At ten minutes of twelve, two Red Tops—trustees—rolled in a table with sandwiches, lemonade, and chocolate pudding cups. At twelve, the buzzer went. Jeanette gave a final twist to the chair leg she was finishing and then flicked off her lathe. Half a dozen inmates did the same. The decibel level dropped. Now the only sound in the room—hot in here already and not even June—was the steady high-pitched whine of the Power Vac, which Ree Dempster was using to clean up the sawdust between the last row of machines and the wall.

“Turn that off, inmate!” Tig Murphy bellowed. He was a newer hire. Like most new hires, he bellowed a lot because he was still unsure of himself. “It’s lunch! Did you not hear the buzzer?”

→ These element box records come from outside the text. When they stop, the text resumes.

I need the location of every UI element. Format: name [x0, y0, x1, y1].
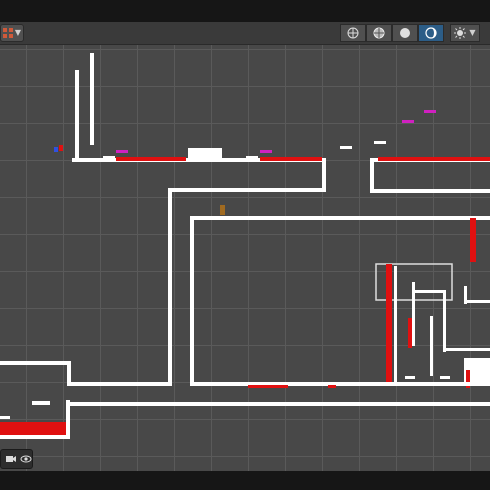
platform[interactable] [66, 402, 490, 406]
hazard-strip[interactable] [116, 157, 186, 161]
hazard-strip[interactable] [248, 385, 288, 388]
camera-icon[interactable] [5, 453, 17, 465]
unlit-shading-icon [425, 27, 437, 39]
wall-segment[interactable] [67, 361, 71, 386]
ledge[interactable] [374, 141, 386, 144]
pickup[interactable] [402, 120, 414, 123]
wall-segment[interactable] [190, 216, 194, 386]
ledge[interactable] [103, 156, 115, 159]
level-layout [0, 53, 490, 439]
pickup[interactable] [116, 150, 128, 153]
wall-segment[interactable] [394, 266, 397, 384]
hazard-strip[interactable] [328, 385, 336, 388]
status-bar [0, 471, 490, 490]
shaded-wireframe-button[interactable] [366, 24, 392, 42]
hazard-strip[interactable] [408, 318, 412, 348]
ledge[interactable] [246, 156, 258, 159]
wall-segment[interactable] [168, 188, 172, 386]
ledge[interactable] [412, 290, 446, 293]
pickup[interactable] [424, 110, 436, 113]
platform[interactable] [0, 361, 70, 365]
ledge[interactable] [464, 300, 490, 303]
platform[interactable] [190, 216, 490, 220]
ledge[interactable] [443, 348, 490, 351]
unlit-shading-button[interactable] [418, 24, 444, 42]
scene-effects-icon [454, 27, 467, 39]
wall-segment[interactable] [90, 53, 94, 145]
wall-segment[interactable] [322, 158, 326, 192]
hazard-strip[interactable] [470, 218, 476, 262]
ledge[interactable] [440, 376, 450, 379]
chevron-down-icon: ▼ [14, 28, 21, 37]
scene-effects-button[interactable]: ▼ [450, 24, 480, 42]
wireframe-shading-button[interactable] [340, 24, 366, 42]
wireframe-shading-icon [347, 27, 359, 39]
chevron-down-icon: ▼ [469, 28, 476, 37]
platform[interactable] [168, 188, 326, 192]
player-spawn[interactable] [54, 147, 58, 152]
platform[interactable] [70, 382, 172, 386]
crate[interactable] [188, 148, 222, 160]
grid-snap-button[interactable]: ▼ [0, 24, 24, 42]
wall-segment[interactable] [370, 158, 374, 192]
shaded-icon [400, 28, 410, 38]
wall-segment[interactable] [75, 70, 79, 160]
platform[interactable] [190, 382, 490, 386]
hazard-strip[interactable] [378, 157, 490, 161]
scene-toolbar: ▼ ▼ [0, 22, 490, 45]
grid-snap-icon [3, 28, 13, 38]
shaded-wireframe-icon [373, 27, 385, 39]
shading-mode-group [340, 24, 444, 42]
platform[interactable] [370, 189, 490, 193]
hazard-strip[interactable] [386, 264, 392, 384]
player-spawn[interactable] [59, 145, 63, 151]
ledge[interactable] [32, 401, 50, 405]
wall-segment[interactable] [430, 316, 433, 376]
eye-icon[interactable] [20, 453, 32, 465]
pickup[interactable] [260, 150, 272, 153]
shaded-button[interactable] [392, 24, 418, 42]
hazard-strip[interactable] [260, 157, 322, 161]
hazard-strip[interactable] [0, 422, 66, 435]
ledge[interactable] [340, 146, 352, 149]
wall-segment[interactable] [443, 290, 446, 352]
item-marker[interactable] [220, 205, 225, 215]
scene-overlay-controls [0, 449, 33, 469]
window-title-bar [0, 0, 490, 22]
ledge[interactable] [0, 416, 10, 419]
ledge[interactable] [405, 376, 415, 379]
platform[interactable] [0, 435, 70, 439]
scene-viewport[interactable] [0, 45, 490, 471]
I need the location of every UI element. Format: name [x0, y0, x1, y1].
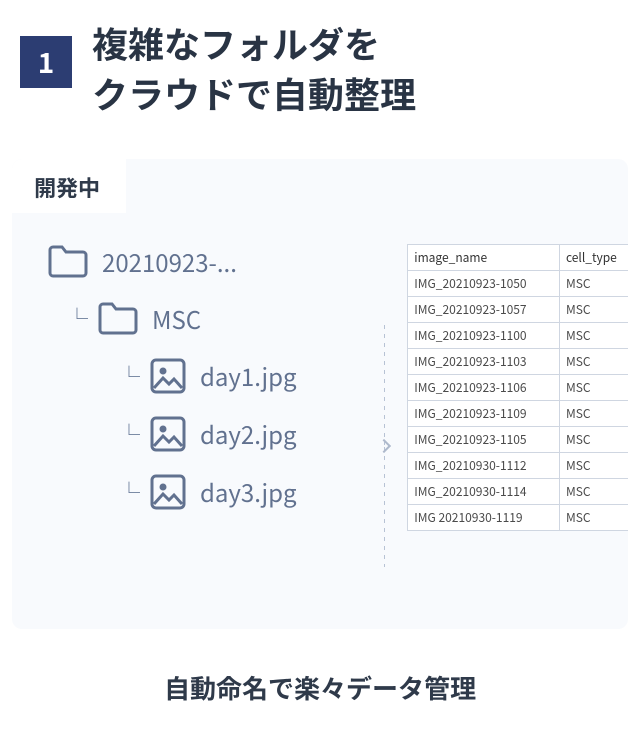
tree-elbow-icon: └ [118, 476, 136, 508]
image-icon [150, 358, 186, 394]
table-cell: MSC [559, 270, 628, 296]
heading-title: 複雑なフォルダを クラウドで自動整理 [92, 18, 416, 119]
tree-file-row: └ day2.jpg [118, 416, 369, 452]
table-cell: MSC [559, 322, 628, 348]
title-line-2: クラウドで自動整理 [92, 67, 416, 119]
table-cell: MSC [559, 296, 628, 322]
feature-card: 開発中 20210923-... └ MSC └ [12, 159, 628, 629]
table-row: IMG_20210930-1114MSC [408, 478, 628, 504]
tree-root-row: 20210923-... [48, 244, 369, 279]
table-cell: MSC [559, 400, 628, 426]
subfolder-label: MSC [152, 301, 201, 336]
table-row: IMG_20210930-1112MSC [408, 452, 628, 478]
table-cell: IMG_20210923-1050 [408, 270, 560, 296]
tree-elbow-icon: └ [66, 302, 84, 334]
table-header: cell_type [559, 244, 628, 270]
table-cell: IMG 20210930-1119 [408, 504, 560, 530]
table-cell: IMG_20210930-1112 [408, 452, 560, 478]
data-table: image_name cell_type IMG_20210923-1050MS… [407, 244, 628, 531]
table-cell: MSC [559, 426, 628, 452]
table-row: IMG_20210923-1109MSC [408, 400, 628, 426]
table-cell: MSC [559, 348, 628, 374]
table-cell: MSC [559, 374, 628, 400]
table-cell: IMG_20210930-1114 [408, 478, 560, 504]
table-cell: IMG_20210923-1057 [408, 296, 560, 322]
image-icon [150, 474, 186, 510]
root-folder-label: 20210923-... [102, 244, 237, 279]
table-cell: IMG_20210923-1106 [408, 374, 560, 400]
table-row: IMG_20210923-1100MSC [408, 322, 628, 348]
folder-icon [98, 301, 138, 335]
step-number-badge: 1 [20, 36, 72, 88]
table-row: IMG_20210923-1103MSC [408, 348, 628, 374]
footer-caption: 自動命名で楽々データ管理 [0, 669, 640, 706]
table-header: image_name [408, 244, 560, 270]
title-line-1: 複雑なフォルダを [92, 17, 380, 69]
arrow-divider [369, 244, 399, 629]
tree-file-row: └ day1.jpg [118, 358, 369, 394]
table-row: IMG_20210923-1105MSC [408, 426, 628, 452]
status-badge: 開発中 [12, 159, 126, 213]
folder-tree: 20210923-... └ MSC └ day1.jpg └ [12, 244, 369, 629]
tree-file-row: └ day3.jpg [118, 474, 369, 510]
table-cell: IMG_20210923-1100 [408, 322, 560, 348]
file-label: day2.jpg [200, 416, 297, 451]
table-row: IMG_20210923-1050MSC [408, 270, 628, 296]
table-cell: MSC [559, 478, 628, 504]
file-label: day3.jpg [200, 474, 297, 509]
table-row: IMG_20210923-1106MSC [408, 374, 628, 400]
table-cell: IMG_20210923-1109 [408, 400, 560, 426]
table-cell: IMG_20210923-1103 [408, 348, 560, 374]
tree-elbow-icon: └ [118, 360, 136, 392]
image-icon [150, 416, 186, 452]
table-row: IMG 20210930-1119MSC [408, 504, 628, 530]
folder-icon [48, 244, 88, 278]
tree-subfolder-row: └ MSC [66, 301, 369, 336]
data-table-pane: image_name cell_type IMG_20210923-1050MS… [399, 244, 628, 629]
tree-elbow-icon: └ [118, 418, 136, 450]
table-row: IMG_20210923-1057MSC [408, 296, 628, 322]
file-label: day1.jpg [200, 358, 297, 393]
table-cell: MSC [559, 504, 628, 530]
table-cell: MSC [559, 452, 628, 478]
chevron-right-icon [377, 439, 391, 453]
table-cell: IMG_20210923-1105 [408, 426, 560, 452]
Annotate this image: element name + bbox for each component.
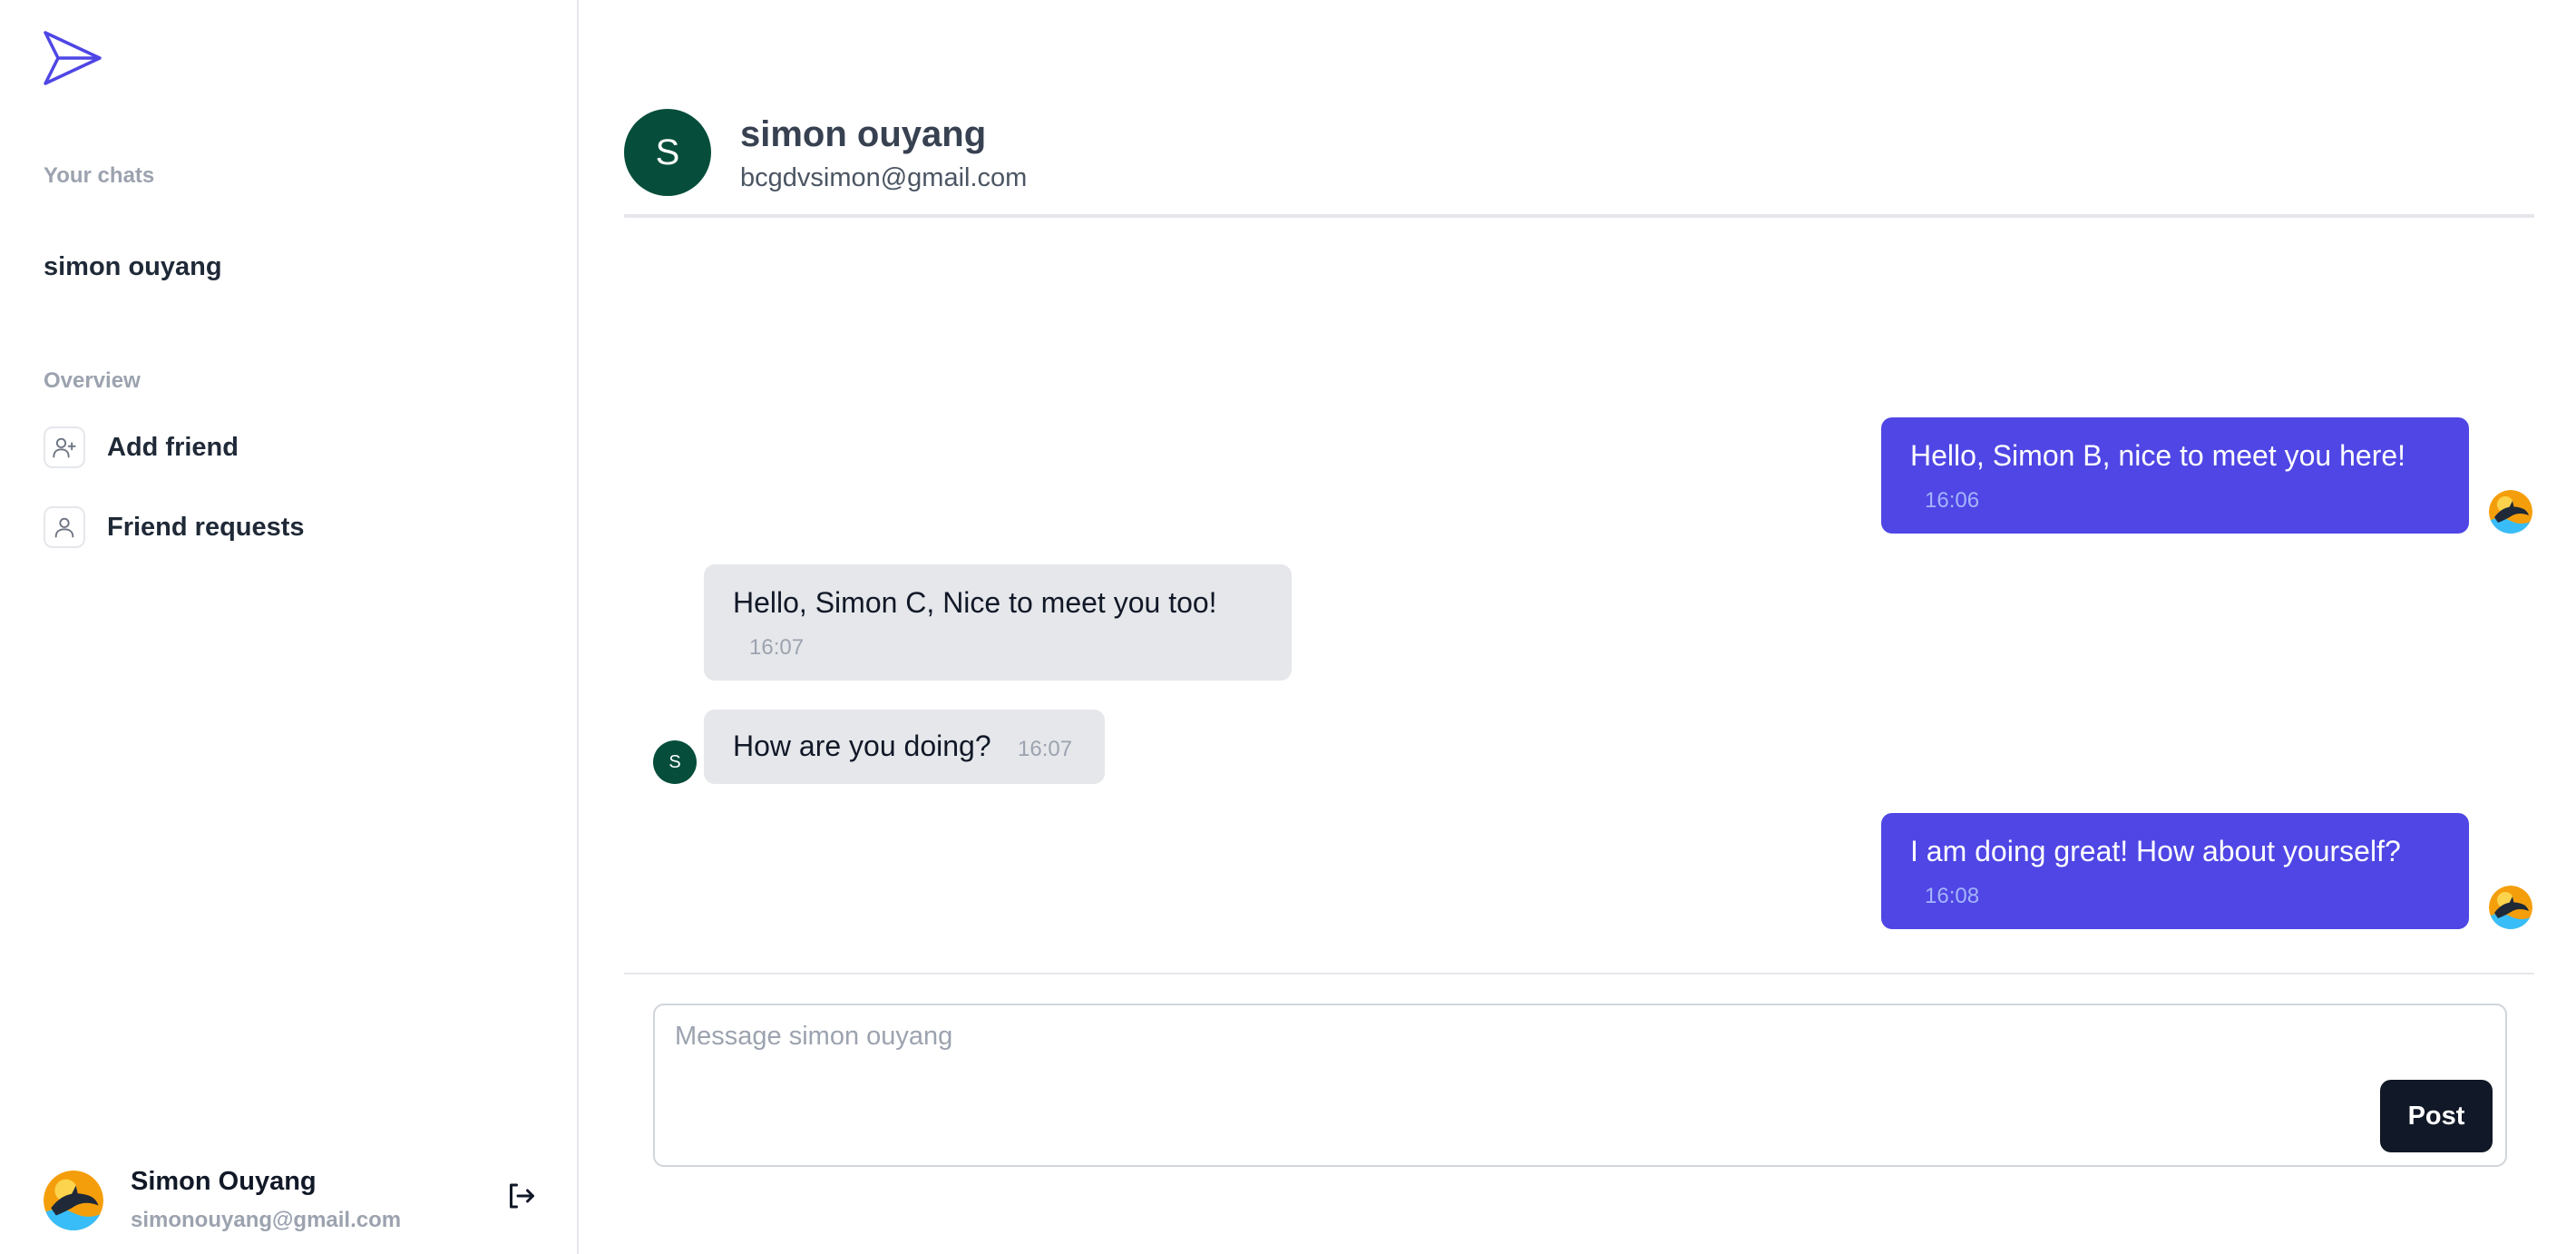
message-time: 16:06 xyxy=(1925,488,1980,513)
user-plus-icon xyxy=(44,426,85,468)
avatar xyxy=(2489,886,2532,929)
message-input[interactable] xyxy=(673,1020,2400,1151)
composer-divider xyxy=(624,973,2534,975)
message-time: 16:07 xyxy=(749,635,805,660)
chat-item-simon-ouyang[interactable]: simon ouyang xyxy=(44,252,222,282)
app-root: Your chats simon ouyang Overview Add fri… xyxy=(0,0,2576,1254)
nav-add-friend[interactable]: Add friend xyxy=(44,426,239,468)
profile-email: simonouyang@gmail.com xyxy=(131,1208,402,1232)
chat-area: S simon ouyang bcgdvsimon@gmail.com Hell… xyxy=(579,0,2576,1254)
partner-email: bcgdvsimon@gmail.com xyxy=(740,163,1028,192)
avatar xyxy=(2489,490,2532,534)
message-composer: Post xyxy=(653,1004,2507,1167)
message-time: 16:08 xyxy=(1925,884,1980,908)
chat-header: S simon ouyang bcgdvsimon@gmail.com xyxy=(624,0,2534,218)
message-bubble-incoming: Hello, Simon C, Nice to meet you too! 16… xyxy=(704,564,1292,681)
logout-icon[interactable] xyxy=(504,1180,537,1212)
your-chats-label: Your chats xyxy=(44,163,155,188)
nav-add-friend-label: Add friend xyxy=(107,432,239,462)
user-icon xyxy=(44,506,85,548)
message-bubble-outgoing: I am doing great! How about yourself? 16… xyxy=(1881,813,2469,929)
message-time: 16:07 xyxy=(1018,737,1073,761)
profile-name: Simon Ouyang xyxy=(131,1167,317,1196)
message-text: I am doing great! How about yourself? xyxy=(1910,835,2401,867)
message-text: Hello, Simon B, nice to meet you here! xyxy=(1910,439,2406,472)
message-bubble-incoming: How are you doing? 16:07 xyxy=(704,710,1105,784)
user-profile: Simon Ouyang simonouyang@gmail.com xyxy=(44,1167,401,1233)
overview-label: Overview xyxy=(44,368,141,393)
send-logo-icon[interactable] xyxy=(42,29,103,87)
sidebar: Your chats simon ouyang Overview Add fri… xyxy=(0,0,579,1254)
nav-friend-requests-label: Friend requests xyxy=(107,512,305,542)
message-text: How are you doing? xyxy=(733,730,991,762)
message-bubble-outgoing: Hello, Simon B, nice to meet you here! 1… xyxy=(1881,417,2469,534)
nav-friend-requests[interactable]: Friend requests xyxy=(44,506,305,548)
partner-avatar: S xyxy=(624,109,711,196)
partner-name: simon ouyang xyxy=(740,114,987,154)
post-button[interactable]: Post xyxy=(2380,1080,2493,1152)
partner-mini-avatar: S xyxy=(653,740,697,784)
avatar xyxy=(44,1171,103,1230)
message-text: Hello, Simon C, Nice to meet you too! xyxy=(733,586,1217,619)
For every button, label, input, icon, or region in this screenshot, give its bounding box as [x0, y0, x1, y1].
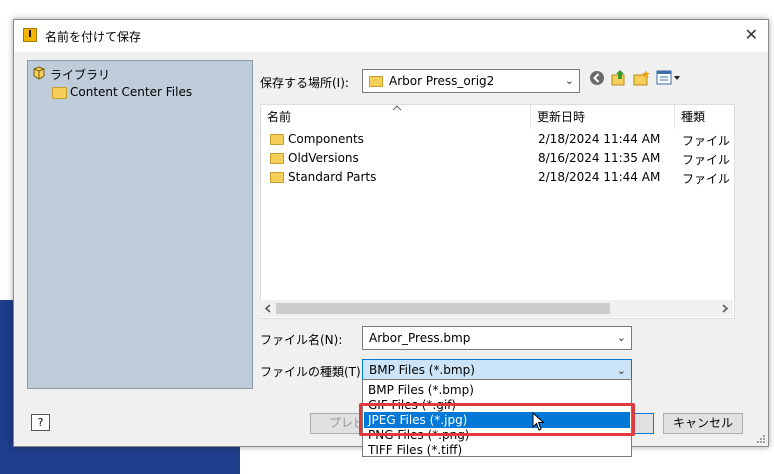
cancel-button[interactable]: キャンセル [663, 413, 743, 434]
file-list[interactable]: 名前 更新日時 種類 Components 2/18/2024 11:44 AM… [260, 104, 735, 319]
library-icon [33, 66, 45, 80]
save-button-edge[interactable] [634, 413, 654, 434]
new-folder-icon[interactable] [633, 69, 650, 86]
resize-grip-icon[interactable] [755, 433, 765, 443]
file-modified: 2/18/2024 11:44 AM [538, 170, 661, 184]
scrollbar-thumb[interactable] [276, 303, 610, 314]
filename-input[interactable]: Arbor_Press.bmp ⌄ [362, 326, 632, 350]
help-icon: ? [37, 416, 44, 429]
column-header-modified[interactable]: 更新日時 [531, 105, 675, 129]
list-item[interactable]: Components 2/18/2024 11:44 AM ファイル フォ [261, 130, 734, 149]
folder-icon [369, 76, 383, 87]
dialog-title: 名前を付けて保存 [45, 30, 142, 44]
library-content-center[interactable]: Content Center Files [70, 85, 192, 99]
app-icon: I [23, 28, 37, 42]
help-button[interactable]: ? [31, 414, 50, 431]
library-panel[interactable]: ライブラリ Content Center Files [27, 60, 253, 389]
column-header-type[interactable]: 種類 [675, 105, 734, 129]
file-name: OldVersions [288, 151, 359, 165]
location-combo[interactable]: Arbor Press_orig2 ⌄ [362, 69, 580, 93]
file-name: Standard Parts [288, 170, 377, 184]
horizontal-scrollbar[interactable] [260, 300, 733, 317]
file-name: Components [288, 132, 364, 146]
file-modified: 2/18/2024 11:44 AM [538, 132, 661, 146]
column-header-name[interactable]: 名前 [261, 105, 531, 129]
list-item[interactable]: OldVersions 8/16/2024 11:35 AM ファイル フォ [261, 149, 734, 168]
location-value: Arbor Press_orig2 [389, 74, 495, 88]
file-modified: 8/16/2024 11:35 AM [538, 151, 661, 165]
close-icon[interactable]: ✕ [745, 25, 758, 44]
library-root[interactable]: ライブラリ [50, 66, 110, 83]
up-folder-icon[interactable] [611, 69, 627, 86]
view-menu-icon[interactable] [656, 70, 682, 86]
file-type: ファイル フォ [682, 172, 734, 186]
filetype-select[interactable]: BMP Files (*.bmp) ⌄ [362, 359, 632, 381]
list-item[interactable]: Standard Parts 2/18/2024 11:44 AM ファイル フ… [261, 168, 734, 187]
folder-icon [270, 172, 284, 183]
folder-icon [270, 134, 284, 145]
file-type: ファイル フォ [682, 153, 734, 167]
back-icon[interactable] [589, 70, 605, 86]
filetype-label: ファイルの種類(T): [260, 365, 365, 379]
location-label: 保存する場所(I): [260, 76, 349, 90]
title-bar: I 名前を付けて保存 ✕ [14, 20, 768, 52]
mouse-cursor-icon [532, 412, 545, 431]
filename-value: Arbor_Press.bmp [369, 331, 471, 345]
folder-icon [270, 153, 284, 164]
file-type: ファイル フォ [682, 134, 734, 148]
dropdown-option-tiff[interactable]: TIFF Files (*.tiff) [364, 442, 630, 458]
dropdown-option-bmp[interactable]: BMP Files (*.bmp) [364, 382, 630, 398]
chevron-down-icon: ⌄ [564, 74, 574, 87]
annotation-highlight-box [359, 403, 635, 436]
folder-icon [52, 87, 67, 99]
filetype-value: BMP Files (*.bmp) [369, 363, 475, 377]
scroll-right-icon[interactable] [721, 304, 729, 313]
filename-label: ファイル名(N): [260, 333, 343, 347]
chevron-down-icon: ⌄ [616, 331, 626, 344]
chevron-down-icon: ⌄ [616, 364, 626, 377]
scroll-left-icon[interactable] [264, 304, 272, 313]
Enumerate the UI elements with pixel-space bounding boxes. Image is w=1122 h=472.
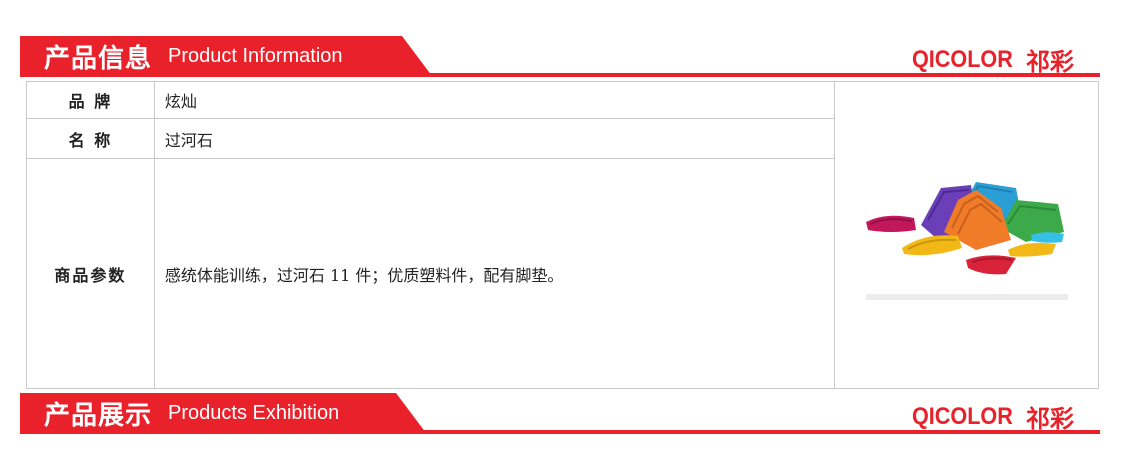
header-title-en: Product Information: [168, 44, 343, 67]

Ree started, “Officer, I just got this one more little—”

“Off, I said, off!”

“Yes, Officer.”

Ree turned off the Power Vac, and the silence gave Jeanette a shiver of relief. Her hands ached inside her work gloves, her head ached from the stink of the varnish. All she wanted was to go back to good old B-7, where she had aspirin (an approved Green Med, but only a dozen allowed per month). Then maybe she could sleep until B Wing chow at six.

“Line up, hands up,” Officer Murphy chanted. “Line up, hands up, let me see those tools, ladies.”

They lined up. Ree was in front of Jeanette and whispered, “Officer Murphy is kind of fat, isn’t he?”

“Probably been eating cake with Michelle Obama,” Jeanette whispered back, and Ree giggled.

They held up their tools: hand-sanders, screwdrivers, drills, chisels. Jeanette wondered if male inmates would have been allowed access to such potentially dangerous weapons. Especially the screwdrivers. You could kill with a screwdriver, as she well knew. And that’s what the pain in her head felt like: a screwdriver. Pushing in. Finding the soft meat and disarranging it.

“Shall we eat al fresco today, ladies?” Someone had mentioned that Officer Murphy had been a high school teacher until he lost his job when the faculty was downsized. “That means—”

“Outside,” Jeanette mumbled. “That means eating outside.”

Murphy pointed at her. “We have a Rhodes Scholar among us.” But he was smiling a little, so it didn’t sound mean.